A satellite orbits the Earth (mass = 5.98 x 1024 kg) once every = 43200 s. At what radius does the satellite orbit?

Let

T = 43200 s be the satellite's period,

M = 5.98×10²⁴ kg be the mass of the Earth,

G = 6.674×10^-11 m³kg^-1s^-2 be the gravitational constant,

R (to be calculated) be the radius of the satellite's orbit,

v (unknown) be the satellite's velocity.

The satellite's centripetal acceleration

v²/R

must equal its gravitational acceleration

GM/R²

The reason is that the centripetal acceleration is caused by gravity.
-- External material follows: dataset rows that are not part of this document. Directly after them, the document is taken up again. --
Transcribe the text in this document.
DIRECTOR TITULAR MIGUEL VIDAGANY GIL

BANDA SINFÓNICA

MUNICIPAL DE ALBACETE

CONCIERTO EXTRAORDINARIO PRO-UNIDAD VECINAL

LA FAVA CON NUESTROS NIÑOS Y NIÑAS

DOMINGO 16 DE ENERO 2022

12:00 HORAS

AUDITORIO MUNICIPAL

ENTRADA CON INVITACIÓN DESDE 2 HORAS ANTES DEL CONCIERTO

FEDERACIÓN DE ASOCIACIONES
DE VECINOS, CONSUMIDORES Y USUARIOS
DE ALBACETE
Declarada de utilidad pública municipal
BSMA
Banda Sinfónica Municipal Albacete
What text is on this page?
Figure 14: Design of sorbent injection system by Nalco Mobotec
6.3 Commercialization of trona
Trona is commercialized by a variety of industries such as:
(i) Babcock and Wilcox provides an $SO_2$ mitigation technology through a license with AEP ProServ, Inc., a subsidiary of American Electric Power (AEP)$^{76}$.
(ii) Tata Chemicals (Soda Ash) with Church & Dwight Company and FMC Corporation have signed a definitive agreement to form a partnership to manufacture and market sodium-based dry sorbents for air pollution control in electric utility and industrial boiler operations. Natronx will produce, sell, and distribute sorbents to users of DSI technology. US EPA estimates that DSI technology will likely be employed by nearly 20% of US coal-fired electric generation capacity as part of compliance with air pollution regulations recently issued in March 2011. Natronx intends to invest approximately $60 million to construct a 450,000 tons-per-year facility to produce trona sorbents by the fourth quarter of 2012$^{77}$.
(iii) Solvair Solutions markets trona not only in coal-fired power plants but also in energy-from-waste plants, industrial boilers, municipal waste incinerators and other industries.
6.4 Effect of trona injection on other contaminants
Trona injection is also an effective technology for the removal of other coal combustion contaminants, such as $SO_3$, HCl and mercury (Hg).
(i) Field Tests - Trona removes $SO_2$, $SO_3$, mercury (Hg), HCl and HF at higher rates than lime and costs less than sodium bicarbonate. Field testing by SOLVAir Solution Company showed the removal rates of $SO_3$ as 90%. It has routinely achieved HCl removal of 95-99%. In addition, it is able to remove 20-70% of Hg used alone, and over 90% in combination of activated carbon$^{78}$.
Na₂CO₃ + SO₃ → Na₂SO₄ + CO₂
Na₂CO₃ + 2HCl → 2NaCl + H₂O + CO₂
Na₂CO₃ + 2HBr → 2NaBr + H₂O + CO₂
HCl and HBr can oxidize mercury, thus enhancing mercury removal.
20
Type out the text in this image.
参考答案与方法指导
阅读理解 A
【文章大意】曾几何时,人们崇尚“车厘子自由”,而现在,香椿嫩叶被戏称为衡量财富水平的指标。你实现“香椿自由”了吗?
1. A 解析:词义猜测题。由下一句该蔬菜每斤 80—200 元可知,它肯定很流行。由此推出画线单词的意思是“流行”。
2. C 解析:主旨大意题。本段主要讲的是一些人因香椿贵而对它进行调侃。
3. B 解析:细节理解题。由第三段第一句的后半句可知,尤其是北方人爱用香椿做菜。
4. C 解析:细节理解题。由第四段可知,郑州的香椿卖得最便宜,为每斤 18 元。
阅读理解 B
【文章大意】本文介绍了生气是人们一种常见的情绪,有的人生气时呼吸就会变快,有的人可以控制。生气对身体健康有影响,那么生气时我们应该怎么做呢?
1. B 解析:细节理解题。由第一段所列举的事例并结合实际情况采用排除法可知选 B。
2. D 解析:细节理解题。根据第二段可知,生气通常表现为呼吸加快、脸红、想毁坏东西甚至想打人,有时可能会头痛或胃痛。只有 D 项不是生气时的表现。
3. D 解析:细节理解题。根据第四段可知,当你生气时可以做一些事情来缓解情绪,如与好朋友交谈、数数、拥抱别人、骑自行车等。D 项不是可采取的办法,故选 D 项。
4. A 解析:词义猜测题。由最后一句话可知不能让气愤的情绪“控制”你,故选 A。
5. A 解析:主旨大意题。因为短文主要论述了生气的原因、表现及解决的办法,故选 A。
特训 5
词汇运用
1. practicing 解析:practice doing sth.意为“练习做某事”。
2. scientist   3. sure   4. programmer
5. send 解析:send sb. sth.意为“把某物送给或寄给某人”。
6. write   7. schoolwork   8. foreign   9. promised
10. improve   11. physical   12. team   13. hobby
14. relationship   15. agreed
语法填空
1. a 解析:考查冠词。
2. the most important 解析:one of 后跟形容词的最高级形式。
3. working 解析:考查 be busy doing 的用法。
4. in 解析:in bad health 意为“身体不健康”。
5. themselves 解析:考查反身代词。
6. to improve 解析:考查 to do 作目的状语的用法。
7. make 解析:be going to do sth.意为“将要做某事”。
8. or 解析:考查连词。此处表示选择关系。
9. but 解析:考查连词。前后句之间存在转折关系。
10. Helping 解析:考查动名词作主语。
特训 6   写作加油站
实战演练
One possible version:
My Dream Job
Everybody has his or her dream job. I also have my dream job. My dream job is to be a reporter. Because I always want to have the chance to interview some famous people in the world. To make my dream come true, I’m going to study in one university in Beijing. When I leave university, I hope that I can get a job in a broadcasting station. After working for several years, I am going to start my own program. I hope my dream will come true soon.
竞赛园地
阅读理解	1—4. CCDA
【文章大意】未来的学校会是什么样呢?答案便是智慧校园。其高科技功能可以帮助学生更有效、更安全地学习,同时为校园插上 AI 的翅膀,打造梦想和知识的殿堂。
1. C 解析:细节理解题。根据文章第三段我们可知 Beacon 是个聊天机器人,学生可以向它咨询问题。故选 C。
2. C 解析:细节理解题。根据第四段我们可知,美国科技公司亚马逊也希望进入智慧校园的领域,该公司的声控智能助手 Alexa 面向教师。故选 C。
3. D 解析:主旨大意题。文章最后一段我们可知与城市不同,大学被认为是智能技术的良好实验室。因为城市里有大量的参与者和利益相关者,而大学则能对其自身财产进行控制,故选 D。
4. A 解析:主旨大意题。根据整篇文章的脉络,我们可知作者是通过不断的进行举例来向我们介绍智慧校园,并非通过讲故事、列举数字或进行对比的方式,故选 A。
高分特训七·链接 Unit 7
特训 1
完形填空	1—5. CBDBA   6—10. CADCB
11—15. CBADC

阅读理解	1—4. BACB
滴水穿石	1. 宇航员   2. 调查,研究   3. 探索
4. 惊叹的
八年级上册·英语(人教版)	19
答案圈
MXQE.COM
The velocity, v, is distance divided by time, i.e.,

v = 2πR/T

By setting the two accelerations equal we get

(2πR)²/T²R = GM/R²

R = (GMT²/4π²)^1/3

Before substituting numbers into the above, let's calculate the dimensions:

(m³kg^-1s^-2 kg s²/4π²)^1/3 = m

So we will get the final answer in meters.

Now substitute actual numbers

R = (6.674×10^-11 × 5.98 × 10²⁴ × 43200² / 4π²)^1/3 = 26.62 x 10⁶ m

So the radius of the satellite's orbit is about 26,620 km,

which approximately 20,000 km above the surface of the Earth.